A floresta amazônica e a biodiversidade interessam ao mundo e o mundo está disposto a pagar por elas.

Por isto, a forma será a convergência dos direitos dos índios com os interesses da sociedade brasileira, como meio até de evitar a pressão externa sobre madeiras, minérios e outras riquezas, além da cooptação e divisão das lideranças nativas.

Hoje, os índios lidam com múltiplos problemas de saúde, educação, habitação e os mais baixos índices de serviço de saneamento básico, água tratada e energia elétrica, mesmo sendo proprietários de 13% do território nacional.

Isto prova que não é a imensidão de territórios a solução da pobreza dos indígenas.

Existem cerca de 680 territórios indígenas regularizados e quase 900 mil indígenas, distribuídos em 305 etnias.

O estado do RN foi um dos últimos a assumir a existência de povos indígenas, podendo ocorrer disputas de "terra" no território potiguar.

No município de Baía Formosa está situada a comunidade indígena “Sagi-Trabanda”, autodeclarados Potiguara.

Outras comunidades indígenas localizadas no RN:  Satu (Canguaretama e Goianinha/RN); Tapará (Macaíba/RN); Lagoa do Mato (Macaíba/RN); Ladeira Grande (Macaíba e São Gonçalo do Amarante); Amarelão (João Câmara/RN); Assentamento Santa Terezinha (João Câmara/RN) e Serrote de São Bento (João Câmara/RN)

A questão indígena resume-se na ampliação dos espaços de discussão, sem idéias fixas  ou submetidas a ortodoxia ideológica.

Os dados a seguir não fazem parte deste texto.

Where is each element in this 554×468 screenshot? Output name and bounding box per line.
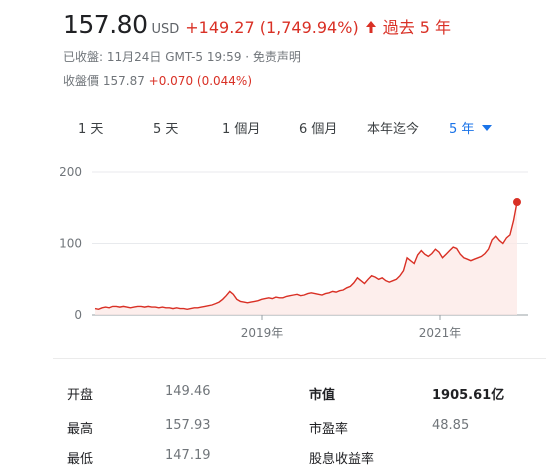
latest-price-dot <box>513 198 521 207</box>
y-tick-label: 100 <box>59 237 82 251</box>
stat-value-low: 147.19 <box>165 448 211 463</box>
stat-value-pe: 48.85 <box>432 418 470 433</box>
chevron-down-icon <box>482 125 493 131</box>
arrow-up-icon <box>365 21 376 33</box>
change-period: 過去 5 年 <box>382 18 452 37</box>
currency-label: USD <box>151 22 180 37</box>
stat-value-high: 157.93 <box>165 418 211 433</box>
stat-label-high: 最高 <box>67 422 94 437</box>
after-hours-change: +0.070 (0.044%) <box>148 74 253 88</box>
after-hours-label: 收盤價 <box>63 74 100 88</box>
stat-label-market-cap: 市值 <box>309 388 336 403</box>
range-tabs: 1 天 5 天 1 個月 6 個月 本年迄今 5 年 <box>63 118 554 142</box>
closed-time-disclaimer: 已收盤: 11月24日 GMT-5 19:59 · 免责声明 <box>63 50 301 64</box>
tab-5-days[interactable]: 5 天 <box>153 122 179 137</box>
tab-6-months[interactable]: 6 個月 <box>299 122 338 137</box>
x-axis: 2019年 2021年 <box>241 315 462 340</box>
price-area-fill <box>95 202 517 315</box>
current-price: 157.80 <box>63 10 148 39</box>
stat-label-open: 开盘 <box>67 388 94 403</box>
y-tick-label: 200 <box>59 165 82 179</box>
stat-label-pe: 市盈率 <box>309 422 349 437</box>
price-header: 157.80 USD +149.27 (1,749.94%) 過去 5 年 <box>63 10 451 39</box>
tab-5-years[interactable]: 5 年 <box>449 118 493 137</box>
price-line <box>94 201 518 311</box>
stat-label-low: 最低 <box>67 452 94 467</box>
stat-value-open: 149.46 <box>165 384 211 399</box>
tab-ytd[interactable]: 本年迄今 <box>367 122 420 137</box>
price-chart: 0 100 200 2019年 2021年 <box>59 165 528 340</box>
divider <box>53 358 546 359</box>
stat-value-market-cap: 1905.61亿 <box>432 388 505 403</box>
price-change: +149.27 (1,749.94%) <box>185 18 359 37</box>
tab-1-day[interactable]: 1 天 <box>78 122 104 137</box>
after-hours-price: 157.87 <box>102 74 145 88</box>
y-axis: 0 100 200 <box>59 165 82 322</box>
after-hours-line: 收盤價 157.87 +0.070 (0.044%) <box>63 72 252 89</box>
x-tick-label: 2021年 <box>419 326 462 340</box>
tab-5-years-label: 5 年 <box>449 122 475 137</box>
stat-label-dividend-yield: 股息收益率 <box>309 452 375 467</box>
tab-1-month[interactable]: 1 個月 <box>222 122 261 137</box>
y-tick-label: 0 <box>74 308 82 322</box>
x-tick-label: 2019年 <box>241 326 284 340</box>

Após a demarcação das terras indígenas impõe-se a execução de políticas de inclusão social de largo alcance.

Isto significará respeito à tradição daqueles que nos legaram o país onde vivemos.

O contrário será estimular o conflito e a desarmonia social, além de sepultar o potencial de riquezas inexploradas, que poderiam contribuir para o desenvolvimento do país..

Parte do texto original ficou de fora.